Researchers at UK's University of Sheffield identified the specific modification to proteins that wrap around the DNA of cancer cells, protecting them from chemotherapy treatment.
Most types of chemotherapy and radiotherapy kill cancer cells by causing many breaks in the DNA ? the blueprint that carries the information needed to make proteins, and for cells to survive. Unfortunately, cancer cells fight back by trying to fix the breaks through a toolkit of specialised armies, giving cancer resistance to therapy.
However, a team from the Krebs Institute for Nucleic Acids at the university found that the key to preventing resistance to a common class of chemotherapy used to treat breast and colon cancer is to change the speed in which the cancer cells repair damage to their DNA that is introduced by chemotherapy.
Professor Sherif El-Khamisy, who led the research, said: "If we can find a way to hijack the cancer's fix and repair toolkit and make it less efficient, then we can tip the scale in favour of cancer cell death instead of survival and prevent resistance to chemotherapy.

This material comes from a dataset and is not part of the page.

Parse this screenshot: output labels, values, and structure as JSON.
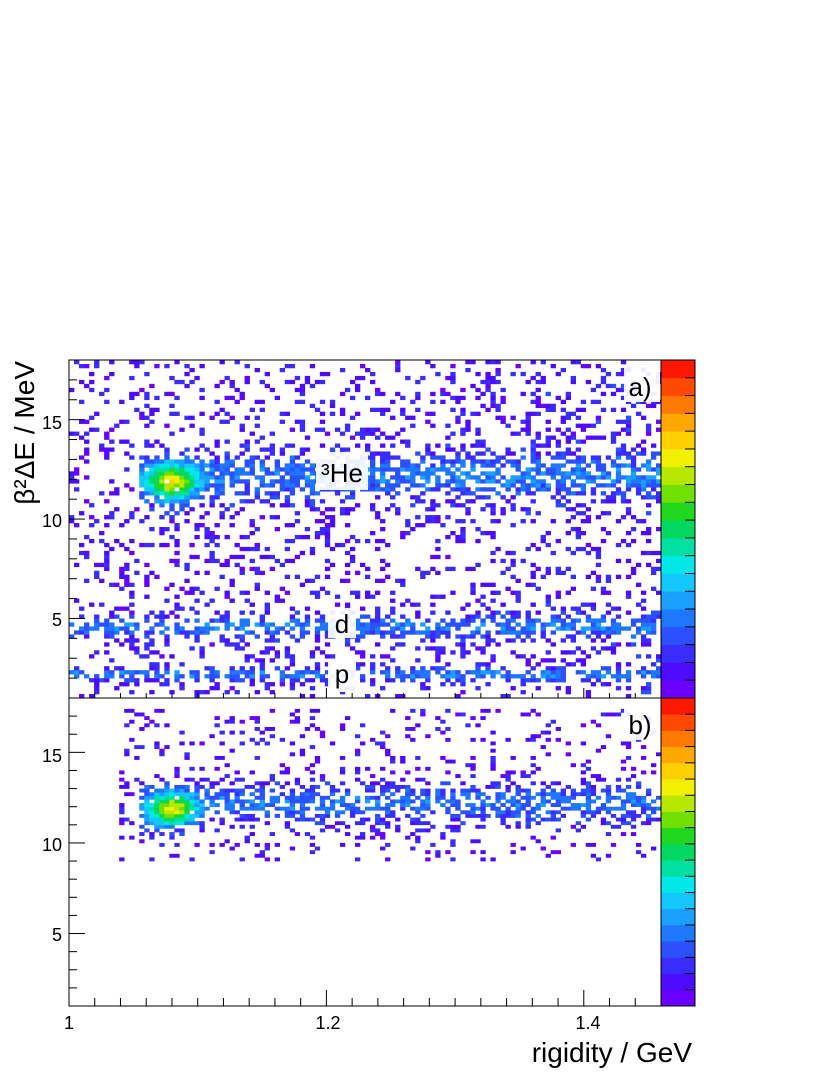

"We have discovered that resistance to a common class of chemotherapy, used to treat colon and breast cancer, is caused by changes in the speed by which the tool kit components travel to, and stay at, the sites of DNA breaks.

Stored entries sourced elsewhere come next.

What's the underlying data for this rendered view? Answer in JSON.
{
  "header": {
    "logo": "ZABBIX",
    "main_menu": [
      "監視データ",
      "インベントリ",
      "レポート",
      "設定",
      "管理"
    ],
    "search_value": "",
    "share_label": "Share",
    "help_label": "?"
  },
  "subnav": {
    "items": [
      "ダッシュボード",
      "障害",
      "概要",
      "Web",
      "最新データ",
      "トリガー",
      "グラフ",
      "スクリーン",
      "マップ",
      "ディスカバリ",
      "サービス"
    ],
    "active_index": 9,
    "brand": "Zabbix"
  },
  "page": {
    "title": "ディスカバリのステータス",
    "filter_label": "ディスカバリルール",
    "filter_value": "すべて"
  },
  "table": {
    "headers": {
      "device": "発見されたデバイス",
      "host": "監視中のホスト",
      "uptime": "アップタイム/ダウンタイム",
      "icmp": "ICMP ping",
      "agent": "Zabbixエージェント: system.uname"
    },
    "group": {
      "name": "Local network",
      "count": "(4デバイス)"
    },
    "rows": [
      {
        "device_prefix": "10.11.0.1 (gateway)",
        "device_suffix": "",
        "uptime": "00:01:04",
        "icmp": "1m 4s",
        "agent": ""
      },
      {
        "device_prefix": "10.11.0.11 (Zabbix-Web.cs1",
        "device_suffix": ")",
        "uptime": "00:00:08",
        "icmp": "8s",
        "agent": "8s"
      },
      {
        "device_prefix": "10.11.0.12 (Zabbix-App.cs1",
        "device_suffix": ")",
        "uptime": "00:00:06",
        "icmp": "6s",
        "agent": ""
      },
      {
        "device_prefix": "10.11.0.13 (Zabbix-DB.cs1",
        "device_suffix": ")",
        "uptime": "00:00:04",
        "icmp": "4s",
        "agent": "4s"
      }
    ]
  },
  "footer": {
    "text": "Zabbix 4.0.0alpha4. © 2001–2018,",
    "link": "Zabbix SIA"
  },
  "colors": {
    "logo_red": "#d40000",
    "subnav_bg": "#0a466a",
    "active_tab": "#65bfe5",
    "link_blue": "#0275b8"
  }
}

"Our researchers were able to identify a change in a specific mark in the proteins that wrap the DNA ? called histones ? in such a way that makes repair much faster in cancer cells, increasing their resistance to therapy."
El-Khamisy, a Wellcome Trust Investigator and Director of Research and Innovation at the university's Department of Molecular Biology and Biotechnology, has been working on the research for four years.

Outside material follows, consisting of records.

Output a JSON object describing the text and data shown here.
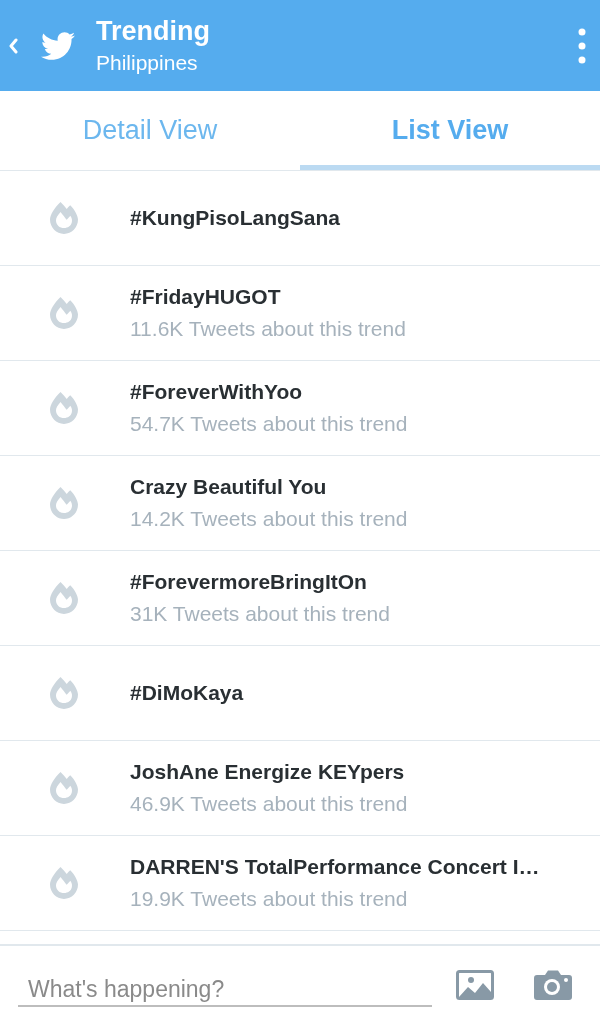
{
  "header": {
    "title": "Trending",
    "subtitle": "Philippines"
  },
  "tabs": [
    {
      "label": "Detail View",
      "selected": false
    },
    {
      "label": "List View",
      "selected": true
    }
  ],
  "trends": [
    {
      "name": "#KungPisoLangSana"
    },
    {
      "name": "#FridayHUGOT",
      "count": "11.6K Tweets about this trend"
    },
    {
      "name": "#ForeverWithYoo",
      "count": "54.7K Tweets about this trend"
    },
    {
      "name": "Crazy Beautiful You",
      "count": "14.2K Tweets about this trend"
    },
    {
      "name": "#ForevermoreBringItOn",
      "count": "31K Tweets about this trend"
    },
    {
      "name": "#DiMoKaya"
    },
    {
      "name": "JoshAne Energize KEYpers",
      "count": "46.9K Tweets about this trend"
    },
    {
      "name": "DARREN'S TotalPerformance Concert I…",
      "count": "19.9K Tweets about this trend"
    }
  ],
  "composer": {
    "placeholder": "What's happening?"
  }
}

"The change we identified is not genetic ? but epigenetic," said El-Khamisy.
"This means that the histone mark proteins are like the directors in a film. The script of the film stays the same but the director - the histone mark - can choose to eliminate, slow down or speed up certain scenes or dialogues, altering the film for better ? cancer cell death - or worse cancer cell survival."
He added: "The team were able to inhibit the activity of the enzyme that controls the 'scene' ensuring that the film always has a happy ending ? reversing the resistance of cancer cells.
"This means that patients who develop resistance to certain classes of chemotherapy can benefit from drugs that modulate histone marks such as histone deacetylase inhibitors, some of which are already approved by the Food and Drug Administration."
The findings were published in the journal Nucleic Acids Research.